I gave my employer proper notice and it backfired on me. A few hours after sending my letter of resignation, stating that I would be stepping down from the position in two weeks, I was abruptly fired in retaliation.
“Vengeance is mine, I will repay, says the Lord.” (Romans 12:19)
I had to immediately pack up my things, as people in other offices whispered about my “walk of shame.”
This was just another event on my running list of how I was mistreated at this new place of employment and it solidified that this is not where God had me to be.
It was made clear to me that I would no longer be paid for the rest of my work term, which financially, I was ill prepared for.
My decision to be decent, professional, righteous left me in a position feeling defeated, lost, and broken. And I wrestled with God about it.
Have you ever been there? Where you did exactly what God had you to do, but still felt like you were left empty handed and high and dry?
It took some time to try to process what happened. Then I began to search for wrongful termination lawyers.
I called my friends to vent. I was frustrated, hurt, angry, and unemployed. The next morning, it was so hard to force myself out of bed to confront the day. I put my phone on silent and felt too discouraged to put one foot in front of the other.
To be honest, I wondered where my rent money would come from and if I should have taken the less honorable route, and just quit on the same day that I was anticipating to be my last day.
I reminded myself that vengeance is the Lord’s (Romans 12:19.) Then I whispered His truth to myself– I told myself that no weapon formed against me would ever prosper (Isaiah 54:17).
But in spite of what I was feeling, I decided to lean into my faith, with some encouragement (and persistent calls) from my dear friend.
Mid-day, I made some coffee, spent some quiet time with God and reached out to another trusted sister-friend, specifically for prayer. We briefly spoke about the situation, and spent more time praying aloud about it.
My brother, who is a youth pastor, called and he pointed me to Psalm 71 and 1 Samuel 2:30 , as he encouraged my heart.
We all acknowledged that though the situation was bad, God was still good and He was still God.
Shortly after searching my heart and the scriptures, I received a call. It was the CEO of the company, calling to express her heartfelt apology about the previous day’s occurrence. Not only did she apologize fervently about my maltreatment, she told me I would get paid for the next two weeks because “it’s just fair.” Someone with more power over-ruled.
Jesus is like that, sweet friend. He has the power to take a messy, hurtful, unjust situation, and clean it up because He overflows with that much grace and love for us.
He is sovereign and everything–the good, bad, ugly, has to pass through His capable hands before they can even touch us.
In the end, everything worked for my good because I love the Lord (Romans 8:28). Essentially, now I’m getting a two-week, paid vacation. Something that was done spitefully to me, got turned around to bring me rest.

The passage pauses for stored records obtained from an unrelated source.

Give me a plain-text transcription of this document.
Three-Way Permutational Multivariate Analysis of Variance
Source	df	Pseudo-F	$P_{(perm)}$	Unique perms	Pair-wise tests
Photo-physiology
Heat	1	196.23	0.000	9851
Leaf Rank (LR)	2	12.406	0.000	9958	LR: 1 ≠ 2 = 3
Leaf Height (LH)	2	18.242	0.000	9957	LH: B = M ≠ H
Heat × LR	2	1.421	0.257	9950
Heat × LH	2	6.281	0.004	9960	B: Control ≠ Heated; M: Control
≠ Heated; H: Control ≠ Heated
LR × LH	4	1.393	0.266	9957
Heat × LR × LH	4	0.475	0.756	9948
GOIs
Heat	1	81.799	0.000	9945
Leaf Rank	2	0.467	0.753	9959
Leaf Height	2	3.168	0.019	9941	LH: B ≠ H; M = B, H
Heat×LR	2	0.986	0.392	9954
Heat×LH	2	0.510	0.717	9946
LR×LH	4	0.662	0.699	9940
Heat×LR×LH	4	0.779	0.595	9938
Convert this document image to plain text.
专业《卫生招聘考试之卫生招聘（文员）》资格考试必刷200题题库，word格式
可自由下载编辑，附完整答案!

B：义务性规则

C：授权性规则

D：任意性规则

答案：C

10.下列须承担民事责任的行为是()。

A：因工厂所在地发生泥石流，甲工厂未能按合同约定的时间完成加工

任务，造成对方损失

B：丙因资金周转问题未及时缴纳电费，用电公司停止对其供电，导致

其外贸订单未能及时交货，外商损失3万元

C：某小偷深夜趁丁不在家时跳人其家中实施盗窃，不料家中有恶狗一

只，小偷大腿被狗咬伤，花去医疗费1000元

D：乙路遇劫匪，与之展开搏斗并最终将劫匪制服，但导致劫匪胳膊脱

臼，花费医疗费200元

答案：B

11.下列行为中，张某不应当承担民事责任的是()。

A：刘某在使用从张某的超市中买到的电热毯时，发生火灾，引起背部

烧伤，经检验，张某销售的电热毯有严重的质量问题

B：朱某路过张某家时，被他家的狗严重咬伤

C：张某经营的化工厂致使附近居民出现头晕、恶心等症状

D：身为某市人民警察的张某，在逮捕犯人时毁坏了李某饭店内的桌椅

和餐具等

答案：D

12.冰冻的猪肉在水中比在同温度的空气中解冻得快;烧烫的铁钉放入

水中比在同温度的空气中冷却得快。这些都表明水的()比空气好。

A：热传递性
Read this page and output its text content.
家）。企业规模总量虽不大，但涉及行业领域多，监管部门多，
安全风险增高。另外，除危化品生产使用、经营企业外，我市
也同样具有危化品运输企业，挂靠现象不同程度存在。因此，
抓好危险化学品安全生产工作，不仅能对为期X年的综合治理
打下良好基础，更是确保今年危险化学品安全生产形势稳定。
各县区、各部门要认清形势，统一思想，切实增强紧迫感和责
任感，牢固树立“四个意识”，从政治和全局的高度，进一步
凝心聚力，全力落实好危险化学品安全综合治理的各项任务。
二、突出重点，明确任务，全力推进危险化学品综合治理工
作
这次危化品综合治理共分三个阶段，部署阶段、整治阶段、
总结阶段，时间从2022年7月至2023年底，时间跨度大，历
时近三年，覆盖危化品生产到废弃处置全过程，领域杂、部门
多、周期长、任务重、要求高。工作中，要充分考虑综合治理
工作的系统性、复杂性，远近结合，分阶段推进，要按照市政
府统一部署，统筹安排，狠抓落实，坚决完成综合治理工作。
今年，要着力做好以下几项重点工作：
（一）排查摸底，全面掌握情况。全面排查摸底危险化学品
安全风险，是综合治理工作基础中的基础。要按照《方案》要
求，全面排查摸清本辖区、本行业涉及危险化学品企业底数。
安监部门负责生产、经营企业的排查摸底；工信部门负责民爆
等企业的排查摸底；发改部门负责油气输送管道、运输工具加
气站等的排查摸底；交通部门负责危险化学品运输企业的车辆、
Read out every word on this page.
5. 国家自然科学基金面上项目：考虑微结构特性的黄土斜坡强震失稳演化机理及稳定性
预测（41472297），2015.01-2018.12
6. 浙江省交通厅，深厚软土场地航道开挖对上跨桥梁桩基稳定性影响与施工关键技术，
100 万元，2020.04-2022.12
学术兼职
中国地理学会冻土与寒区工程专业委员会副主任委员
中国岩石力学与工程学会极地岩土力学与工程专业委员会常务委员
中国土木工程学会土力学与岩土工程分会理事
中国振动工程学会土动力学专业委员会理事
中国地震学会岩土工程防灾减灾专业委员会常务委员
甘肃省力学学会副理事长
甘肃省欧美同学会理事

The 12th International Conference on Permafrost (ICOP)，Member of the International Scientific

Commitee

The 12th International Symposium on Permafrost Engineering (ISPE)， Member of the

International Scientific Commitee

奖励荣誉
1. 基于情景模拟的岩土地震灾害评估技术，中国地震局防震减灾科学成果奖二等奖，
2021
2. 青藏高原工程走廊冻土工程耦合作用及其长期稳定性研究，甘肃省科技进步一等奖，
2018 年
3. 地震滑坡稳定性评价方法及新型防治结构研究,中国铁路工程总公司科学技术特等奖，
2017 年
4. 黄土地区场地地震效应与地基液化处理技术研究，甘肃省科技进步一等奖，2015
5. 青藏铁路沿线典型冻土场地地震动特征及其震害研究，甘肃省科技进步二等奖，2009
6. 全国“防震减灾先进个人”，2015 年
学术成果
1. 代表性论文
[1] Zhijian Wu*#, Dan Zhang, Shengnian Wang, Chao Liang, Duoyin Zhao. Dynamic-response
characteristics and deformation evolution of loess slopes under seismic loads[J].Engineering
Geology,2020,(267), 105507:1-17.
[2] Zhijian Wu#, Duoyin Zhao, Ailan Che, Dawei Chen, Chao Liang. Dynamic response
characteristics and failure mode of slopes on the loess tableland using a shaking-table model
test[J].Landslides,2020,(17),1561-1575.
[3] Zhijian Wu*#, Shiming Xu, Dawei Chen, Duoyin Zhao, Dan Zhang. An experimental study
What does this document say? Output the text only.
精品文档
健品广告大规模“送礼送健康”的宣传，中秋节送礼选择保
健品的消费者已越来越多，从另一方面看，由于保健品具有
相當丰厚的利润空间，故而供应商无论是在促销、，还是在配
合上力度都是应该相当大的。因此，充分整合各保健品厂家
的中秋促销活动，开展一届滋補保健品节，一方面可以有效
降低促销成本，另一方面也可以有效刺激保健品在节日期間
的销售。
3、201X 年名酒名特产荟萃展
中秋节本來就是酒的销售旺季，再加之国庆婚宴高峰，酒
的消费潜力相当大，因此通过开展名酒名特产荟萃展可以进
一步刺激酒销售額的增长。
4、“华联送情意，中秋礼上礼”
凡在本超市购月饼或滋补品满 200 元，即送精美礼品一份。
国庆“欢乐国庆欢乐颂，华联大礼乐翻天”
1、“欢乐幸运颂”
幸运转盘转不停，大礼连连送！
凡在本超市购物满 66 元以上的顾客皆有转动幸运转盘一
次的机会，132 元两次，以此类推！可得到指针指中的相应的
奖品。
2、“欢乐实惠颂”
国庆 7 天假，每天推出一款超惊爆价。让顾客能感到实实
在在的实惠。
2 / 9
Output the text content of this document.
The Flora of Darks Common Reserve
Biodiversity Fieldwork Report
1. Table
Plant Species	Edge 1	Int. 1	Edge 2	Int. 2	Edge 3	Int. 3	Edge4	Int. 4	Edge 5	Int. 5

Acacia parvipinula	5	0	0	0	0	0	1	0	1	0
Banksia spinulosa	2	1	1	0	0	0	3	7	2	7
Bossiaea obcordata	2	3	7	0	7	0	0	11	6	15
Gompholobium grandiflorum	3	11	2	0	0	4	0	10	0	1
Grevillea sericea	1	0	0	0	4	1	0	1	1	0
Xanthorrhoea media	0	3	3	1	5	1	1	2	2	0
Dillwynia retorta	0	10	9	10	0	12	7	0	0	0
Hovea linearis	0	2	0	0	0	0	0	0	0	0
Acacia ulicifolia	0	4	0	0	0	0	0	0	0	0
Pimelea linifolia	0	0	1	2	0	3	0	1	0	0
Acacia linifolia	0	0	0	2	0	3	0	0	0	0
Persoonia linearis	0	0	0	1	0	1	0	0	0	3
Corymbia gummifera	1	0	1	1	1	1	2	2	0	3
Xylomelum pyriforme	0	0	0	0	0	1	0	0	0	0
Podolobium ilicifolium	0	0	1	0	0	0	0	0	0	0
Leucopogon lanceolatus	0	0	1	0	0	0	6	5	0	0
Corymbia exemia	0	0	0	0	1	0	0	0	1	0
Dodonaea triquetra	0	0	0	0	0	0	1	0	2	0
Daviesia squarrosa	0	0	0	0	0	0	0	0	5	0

I’m praying for that same testimony and outcome for you too. And if you don’t have the words to pray because the situation is that heavy, I encourage you to pray this prayer:
Dear Heavenly Father,
Thank You for being all powerful.
God, this situation is tough and I feel defeated. Sometimes taking the high-road seems unfair, but I know that You will never leave me empty handed.
Thank You for honoring those who honor You. I am grateful for Your provisions and Your wisdom.
Vengeance is not mine–it’s Yours. I trust You in this situation and I release it to You. I know all things are working together for my good.
In Jesus’ name. Amen.
Verses to Read:
Therefore the Lord, the God of Israel, declares: ‘I promised that your house and the house of your father should go in and out before me forever,’ but now the Lord declares: ‘Far be it from me, for those who honor me I will honor, and those who despise me shall be lightly esteemed.
Beloved, never avenge yourselves, but leave it[a] to the wrath of God, for it is written, “Vengeance is mine, I will repay, says the Lord.”
“No weapon that is formed against you will prosper;
And every tongue that [a]accuses you in judgment you will condemn.
This is the heritage of the servants of the Lord,
And their vindication is from Me,” declares the Lord.